One could argue that Latin American politicians are letting their feelings about the United States blind them to Beijing’s record of mistreating allies in Africa and elsewhere, and getting both the timing and substance of this emerging posture wrong. Many other leaders around the world, including in Australia, East Asia, and parts of Europe, are becoming more skeptical of China, not less, following Chinese President Xi Jinping’s more authoritarian turn, belligerence in the South China Sea, and crackdowns in Hong Kong and Xinjiang. Closer to home, Chinese loans have provided critical support to Nicolás Maduro’s dictatorship in Venezuela, contributing to the country’s humanitarian collapse and raising broader questions about the transparency of Chinese capital in the region. Some warn that, by trying to straddle the United States and China, Latin America may effectively miss out on opportunities from both—and be excluded from supply chains and investments that could deliver badly needed economic growth in the wake of the pandemic. But it is also true that advice on China from American interlocutors is almost unanimously ignored inside the region, dismissed as little more than self-interested protestations from a flailing former hegemon.
The small group of U.S. policymakers who deal with Latin America are certainly aware of the challenge; warnings about Beijing’s rise in the region have become as rote as complaints about Beltway traffic. The upcoming Summit of the Americas, which will gather presidents from around the hemisphere in Los Angeles in early June, may provide a forum for Washington to at least partially regroup. But a true breakthrough would require far more ambition than currently seems to be in the cards. The United States could, for example, revive discussions for a hemispheric trade bloc that have been dormant—but that is a clear nonstarter for both Biden and Trump’s Republican Party. Washington could also pull some countries closer (as well as address the U.S. labor shortage) by significantly expanding guest worker programs, but that seems unlikely given the intense anti-immigration sentiment that pervades much of the U.S. electorate. The very best thing the United States could do to compete with China would be to put its own domestic house in order and recover confidence in the democratic norms and values that most Latin Americans share.
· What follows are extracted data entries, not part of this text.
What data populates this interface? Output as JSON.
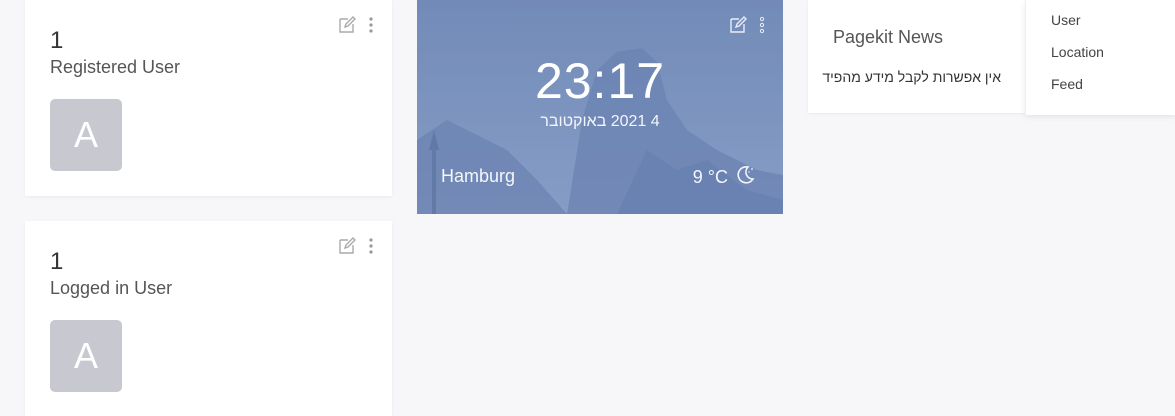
{
  "widgets": {
    "registered_user": {
      "count": "1",
      "label": "Registered User",
      "avatar_letter": "A"
    },
    "logged_in_user": {
      "count": "1",
      "label": "Logged in User",
      "avatar_letter": "A"
    },
    "clock": {
      "time": "23:17",
      "date": "4 2021 באוקטובר",
      "city": "Hamburg",
      "temperature": "9 °C",
      "weather_icon": "moon-icon"
    },
    "news": {
      "title": "Pagekit News",
      "message": "אין אפשרות לקבל מידע מהפיד"
    }
  },
  "dropdown": {
    "items": [
      "User",
      "Location",
      "Feed"
    ]
  },
  "icons": {
    "edit": "edit-icon",
    "more": "more-vertical-icon"
  }
}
Until then, the chatter one increasingly hears inside the region about there being little practical difference between Washington and Beijing may get even louder.
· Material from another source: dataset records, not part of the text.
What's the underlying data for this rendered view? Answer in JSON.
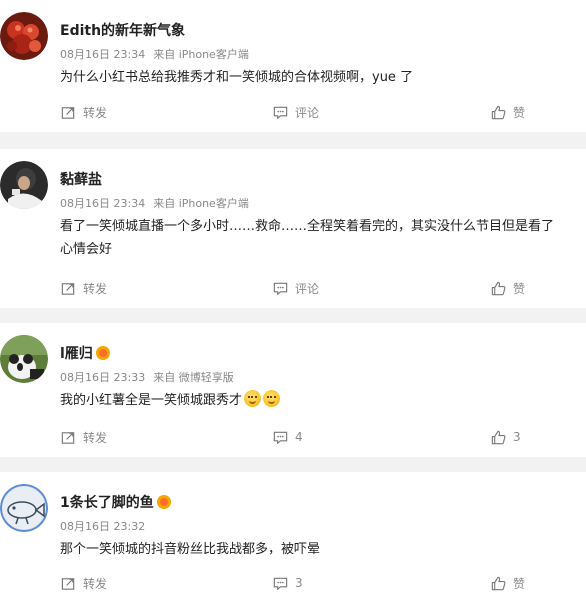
{
  "posts": [
    {
      "author": "Edith的新年新气象",
      "has_badge": false,
      "date": "08月16日 23:34",
      "source": "来自 iPhone客户端",
      "lines": [
        "为什么小红书总给我推秀才和一笑倾城的合体视频啊，yue 了"
      ],
      "repost_label": "转发",
      "comment_label": "评论",
      "like_label": "赞"
    },
    {
      "author": "黏藓盐",
      "has_badge": false,
      "date": "08月16日 23:34",
      "source": "来自 iPhone客户端",
      "lines": [
        "看了一笑倾城直播一个多小时……救命……全程笑着看完的，其实没什么节目但是看了",
        "心情会好"
      ],
      "repost_label": "转发",
      "comment_label": "评论",
      "like_label": "赞"
    },
    {
      "author": "l雁归",
      "has_badge": true,
      "date": "08月16日 23:33",
      "source": "来自 微博轻享版",
      "lines": [
        "我的小红薯全是一笑倾城跟秀才"
      ],
      "emoji_count": 2,
      "repost_label": "转发",
      "comment_label": "4",
      "like_label": "3"
    },
    {
      "author": "1条长了脚的鱼",
      "has_badge": true,
      "date": "08月16日 23:32",
      "source": "",
      "lines": [
        "那个一笑倾城的抖音粉丝比我战都多，被吓晕"
      ],
      "repost_label": "转发",
      "comment_label": "3",
      "like_label": "赞"
    }
  ],
  "icons": {
    "repost": "repost-icon",
    "comment": "comment-icon",
    "like": "thumbs-up-icon",
    "badge": "vip-badge-icon",
    "emoji": "smile-emoji-icon"
  },
  "colors": {
    "background": "#f2f2f2",
    "card": "#ffffff",
    "meta_text": "#888888",
    "badge": "#f6a700"
  }
}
The idea of Latin American countries pursuing an independent foreign policy in line with their own sovereign interests should not be a surprise to anyone. But in doing so, these countries are upending long-held expectations about how they will behave in the coming years in terms of their political, economic, and military alliances. It is hard to escape the sensation that the global geopolitical map is being redrawn. Add Latin American loyalty and support to the growing list of things that Washington can no longer take for granted.